The Downfall of the Village of St Lawrence
St Lawrence’s glory days were short. In 1866 plans for the railroad were laid out. The route did not include St Lawrence, instead passing just over a mile south of the community and stopping in Jordan and Belle Plaine instead. Rail quickly surpassed steamships as the primary method of travel and shipping in Scott County, and St Lawrence was rendered obsolete. As the Belle Plaine Herald put it in June of 1925, “The village was foredoomed to failure. Bands of steel were pushing westward and within a few years the railroad came down the valley, seriously crippling river and stage traffic.” According to a 1996 Belle Plaine Herald article, the village of St Lawrence was all but abandoned by 1869.
By the 1920s, few of the original buildings from the town of St Lawrence remained. In 1925, the St Lawrence Hotel was part of the farm of E. J Liebbrand. Liebbrand used the building as a granary and storehouse for his tools. The former blacksmith shop was being used as the township’s schoolhouse.
In 1958 a fire destroyed the hotel, and the former blacksmith shop, now relieved of its school duties, was torn down for safety reasons. Today the only building that remains from the original building is the original limestone home of Horace Strait.
St Lawrence Township Continues
An end of the village did not mean that the township was abandoned. St Lawrence boasted excellent farmland, and continued to to be home to many farms and families.

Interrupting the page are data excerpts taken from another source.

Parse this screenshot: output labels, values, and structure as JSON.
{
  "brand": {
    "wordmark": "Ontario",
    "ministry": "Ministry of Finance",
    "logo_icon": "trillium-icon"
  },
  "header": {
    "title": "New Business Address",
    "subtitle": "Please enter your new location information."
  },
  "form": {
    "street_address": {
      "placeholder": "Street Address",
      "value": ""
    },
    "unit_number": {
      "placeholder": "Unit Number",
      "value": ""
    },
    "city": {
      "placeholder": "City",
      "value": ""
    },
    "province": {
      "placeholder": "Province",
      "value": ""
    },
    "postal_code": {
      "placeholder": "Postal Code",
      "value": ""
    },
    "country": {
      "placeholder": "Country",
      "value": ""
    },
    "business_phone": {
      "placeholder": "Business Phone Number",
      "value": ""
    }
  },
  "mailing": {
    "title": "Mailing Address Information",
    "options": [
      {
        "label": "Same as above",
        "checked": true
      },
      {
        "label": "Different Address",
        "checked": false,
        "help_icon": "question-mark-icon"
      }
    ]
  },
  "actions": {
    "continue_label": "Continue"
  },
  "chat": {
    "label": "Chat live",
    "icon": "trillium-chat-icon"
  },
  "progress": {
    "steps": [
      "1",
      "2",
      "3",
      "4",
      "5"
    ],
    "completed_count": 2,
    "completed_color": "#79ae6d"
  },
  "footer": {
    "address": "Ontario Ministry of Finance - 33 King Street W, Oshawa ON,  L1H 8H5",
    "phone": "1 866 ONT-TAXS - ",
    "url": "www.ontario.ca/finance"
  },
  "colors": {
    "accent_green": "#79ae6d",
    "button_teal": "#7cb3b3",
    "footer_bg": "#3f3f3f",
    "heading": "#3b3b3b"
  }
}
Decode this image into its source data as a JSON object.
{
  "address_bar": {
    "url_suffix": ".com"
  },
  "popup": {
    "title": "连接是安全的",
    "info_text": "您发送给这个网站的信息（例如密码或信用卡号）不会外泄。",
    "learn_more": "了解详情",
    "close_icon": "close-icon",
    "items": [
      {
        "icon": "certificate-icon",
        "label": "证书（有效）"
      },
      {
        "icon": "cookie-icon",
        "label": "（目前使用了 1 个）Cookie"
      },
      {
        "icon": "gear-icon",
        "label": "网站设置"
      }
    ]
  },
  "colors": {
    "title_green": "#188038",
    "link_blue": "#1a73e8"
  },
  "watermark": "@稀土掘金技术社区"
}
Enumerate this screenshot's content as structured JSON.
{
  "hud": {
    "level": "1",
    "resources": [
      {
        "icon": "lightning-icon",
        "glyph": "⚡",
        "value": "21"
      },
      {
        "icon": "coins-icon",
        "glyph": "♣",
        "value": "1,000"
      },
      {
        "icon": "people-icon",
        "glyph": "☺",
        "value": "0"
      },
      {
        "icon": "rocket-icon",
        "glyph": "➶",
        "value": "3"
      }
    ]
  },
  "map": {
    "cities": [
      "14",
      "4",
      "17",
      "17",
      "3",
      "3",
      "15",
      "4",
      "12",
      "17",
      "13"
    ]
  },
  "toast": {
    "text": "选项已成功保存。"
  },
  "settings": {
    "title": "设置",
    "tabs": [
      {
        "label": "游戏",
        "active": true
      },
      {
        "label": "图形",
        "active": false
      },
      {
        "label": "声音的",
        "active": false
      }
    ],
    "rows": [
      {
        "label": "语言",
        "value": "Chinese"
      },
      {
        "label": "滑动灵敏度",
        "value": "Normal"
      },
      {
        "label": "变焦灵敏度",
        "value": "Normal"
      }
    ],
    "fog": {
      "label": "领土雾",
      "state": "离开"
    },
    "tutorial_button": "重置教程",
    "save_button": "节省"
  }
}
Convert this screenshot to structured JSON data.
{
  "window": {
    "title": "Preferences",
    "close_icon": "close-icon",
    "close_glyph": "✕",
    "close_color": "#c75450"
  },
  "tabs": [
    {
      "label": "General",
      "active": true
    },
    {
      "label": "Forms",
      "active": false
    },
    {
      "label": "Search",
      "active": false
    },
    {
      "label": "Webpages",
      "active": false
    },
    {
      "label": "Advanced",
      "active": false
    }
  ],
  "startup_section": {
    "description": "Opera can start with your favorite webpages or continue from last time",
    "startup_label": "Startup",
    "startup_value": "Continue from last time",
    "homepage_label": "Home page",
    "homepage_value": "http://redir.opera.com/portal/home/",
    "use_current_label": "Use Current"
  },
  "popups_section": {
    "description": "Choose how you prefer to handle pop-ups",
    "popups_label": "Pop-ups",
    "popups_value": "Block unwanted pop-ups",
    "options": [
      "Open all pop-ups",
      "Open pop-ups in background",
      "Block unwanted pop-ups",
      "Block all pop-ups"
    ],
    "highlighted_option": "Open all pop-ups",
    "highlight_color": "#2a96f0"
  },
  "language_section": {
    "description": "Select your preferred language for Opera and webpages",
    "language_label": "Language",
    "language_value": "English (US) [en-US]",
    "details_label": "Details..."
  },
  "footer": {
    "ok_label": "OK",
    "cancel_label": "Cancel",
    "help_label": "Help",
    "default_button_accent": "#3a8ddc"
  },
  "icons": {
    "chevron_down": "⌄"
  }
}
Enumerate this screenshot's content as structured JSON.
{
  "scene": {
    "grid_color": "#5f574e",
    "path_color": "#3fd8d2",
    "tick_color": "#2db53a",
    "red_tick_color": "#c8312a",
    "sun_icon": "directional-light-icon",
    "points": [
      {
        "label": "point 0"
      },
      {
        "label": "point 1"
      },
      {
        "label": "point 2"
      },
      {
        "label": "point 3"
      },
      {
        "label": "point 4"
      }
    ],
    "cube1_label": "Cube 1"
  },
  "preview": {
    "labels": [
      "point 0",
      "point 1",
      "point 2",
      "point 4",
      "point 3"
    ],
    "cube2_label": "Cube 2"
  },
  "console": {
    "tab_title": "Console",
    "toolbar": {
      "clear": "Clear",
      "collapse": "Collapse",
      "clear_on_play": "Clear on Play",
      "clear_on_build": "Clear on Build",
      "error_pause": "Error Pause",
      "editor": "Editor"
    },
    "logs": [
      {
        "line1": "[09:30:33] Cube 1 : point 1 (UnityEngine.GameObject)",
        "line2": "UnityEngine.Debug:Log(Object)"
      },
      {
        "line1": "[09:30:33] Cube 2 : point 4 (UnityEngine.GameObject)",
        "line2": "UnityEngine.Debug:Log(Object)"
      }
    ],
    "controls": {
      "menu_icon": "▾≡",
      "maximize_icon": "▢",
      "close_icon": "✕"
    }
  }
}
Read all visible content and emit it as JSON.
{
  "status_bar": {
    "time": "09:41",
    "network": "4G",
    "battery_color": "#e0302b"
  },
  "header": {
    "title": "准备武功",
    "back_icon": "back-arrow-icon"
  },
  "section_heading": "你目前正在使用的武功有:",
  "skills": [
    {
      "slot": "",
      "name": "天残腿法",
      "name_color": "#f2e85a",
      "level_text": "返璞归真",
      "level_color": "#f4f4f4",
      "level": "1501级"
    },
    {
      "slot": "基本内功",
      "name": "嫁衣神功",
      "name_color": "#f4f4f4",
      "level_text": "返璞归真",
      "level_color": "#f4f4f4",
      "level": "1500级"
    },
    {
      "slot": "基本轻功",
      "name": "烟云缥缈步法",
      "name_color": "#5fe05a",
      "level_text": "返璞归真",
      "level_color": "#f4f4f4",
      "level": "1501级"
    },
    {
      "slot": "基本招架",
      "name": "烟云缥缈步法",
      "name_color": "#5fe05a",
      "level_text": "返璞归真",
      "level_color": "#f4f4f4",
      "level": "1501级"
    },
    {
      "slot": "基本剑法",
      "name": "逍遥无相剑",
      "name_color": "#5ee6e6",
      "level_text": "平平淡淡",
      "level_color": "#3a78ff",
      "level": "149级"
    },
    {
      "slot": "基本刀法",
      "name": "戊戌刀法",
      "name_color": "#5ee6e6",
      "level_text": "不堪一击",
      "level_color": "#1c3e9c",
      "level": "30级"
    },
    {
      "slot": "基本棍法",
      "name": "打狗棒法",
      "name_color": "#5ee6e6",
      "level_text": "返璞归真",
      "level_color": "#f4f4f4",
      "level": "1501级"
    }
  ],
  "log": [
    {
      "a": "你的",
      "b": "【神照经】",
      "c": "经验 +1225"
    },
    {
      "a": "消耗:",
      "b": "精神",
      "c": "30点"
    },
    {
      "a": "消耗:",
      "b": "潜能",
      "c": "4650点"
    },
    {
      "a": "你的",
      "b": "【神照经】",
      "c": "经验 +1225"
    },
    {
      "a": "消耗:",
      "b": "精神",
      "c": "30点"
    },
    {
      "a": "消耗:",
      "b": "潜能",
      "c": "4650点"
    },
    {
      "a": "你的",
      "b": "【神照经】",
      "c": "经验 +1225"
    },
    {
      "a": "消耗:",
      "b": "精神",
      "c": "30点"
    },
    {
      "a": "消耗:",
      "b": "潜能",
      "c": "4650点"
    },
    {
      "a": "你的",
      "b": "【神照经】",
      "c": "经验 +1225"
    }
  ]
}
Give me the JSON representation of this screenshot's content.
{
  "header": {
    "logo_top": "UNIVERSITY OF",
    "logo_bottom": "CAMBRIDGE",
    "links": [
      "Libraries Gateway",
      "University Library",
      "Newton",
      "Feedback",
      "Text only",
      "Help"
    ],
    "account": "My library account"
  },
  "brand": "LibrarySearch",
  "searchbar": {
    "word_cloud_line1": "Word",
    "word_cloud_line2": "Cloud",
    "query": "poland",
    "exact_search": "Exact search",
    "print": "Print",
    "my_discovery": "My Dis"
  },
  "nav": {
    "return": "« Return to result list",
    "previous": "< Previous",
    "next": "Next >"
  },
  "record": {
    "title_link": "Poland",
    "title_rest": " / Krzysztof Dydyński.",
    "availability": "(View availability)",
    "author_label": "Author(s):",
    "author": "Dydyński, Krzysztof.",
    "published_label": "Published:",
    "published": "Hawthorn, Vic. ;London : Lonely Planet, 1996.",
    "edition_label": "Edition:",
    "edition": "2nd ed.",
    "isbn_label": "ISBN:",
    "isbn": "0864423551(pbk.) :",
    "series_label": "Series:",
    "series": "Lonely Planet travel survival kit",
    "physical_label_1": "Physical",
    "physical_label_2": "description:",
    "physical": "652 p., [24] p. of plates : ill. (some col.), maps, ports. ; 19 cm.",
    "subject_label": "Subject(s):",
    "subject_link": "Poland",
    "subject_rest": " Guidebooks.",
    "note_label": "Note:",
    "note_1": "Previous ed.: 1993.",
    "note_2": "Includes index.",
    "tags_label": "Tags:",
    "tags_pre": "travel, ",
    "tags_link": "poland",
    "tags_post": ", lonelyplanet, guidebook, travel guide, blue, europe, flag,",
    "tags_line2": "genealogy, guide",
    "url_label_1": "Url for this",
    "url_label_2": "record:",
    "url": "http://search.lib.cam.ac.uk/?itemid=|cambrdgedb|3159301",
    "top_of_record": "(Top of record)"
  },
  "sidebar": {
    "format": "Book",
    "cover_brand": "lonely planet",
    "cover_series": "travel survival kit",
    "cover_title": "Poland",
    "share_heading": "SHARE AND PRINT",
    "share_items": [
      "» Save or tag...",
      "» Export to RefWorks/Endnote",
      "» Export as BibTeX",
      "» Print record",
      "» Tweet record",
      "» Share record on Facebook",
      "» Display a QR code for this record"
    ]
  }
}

Faye Libbrand was born in St Lawrence in 1926. She remembers that the “St Lawrence Farmers Club” that was established in the original village continued well into the 1900s. She also recalls a sense of community in the township: “Once a year we had a big picnic. It was one of the social highlights of the township. And there was lots of visiting in those days. People worked together with their neighbors. At harvesting, men would work in the fields, and women worked together in the houses. Kids had it pretty good on those days.” She remembered a township meeting being held once a month. Guest speakers and politicians would be invited, schoolchildren would give recitations, and local musicians would show off their talents. She also said “...afterwards we had buttermilk and donuts. You know, I hate buttermilk.”
Clara Frank was born in the township in 1896. She attended school in St Lawrence, got her teaching certificate in Shakopee, then returned to teach at the St Lawrence school. She recalls “You didn’t have much time [due to the busy farming schedule], but the kids learned a lot in those days.”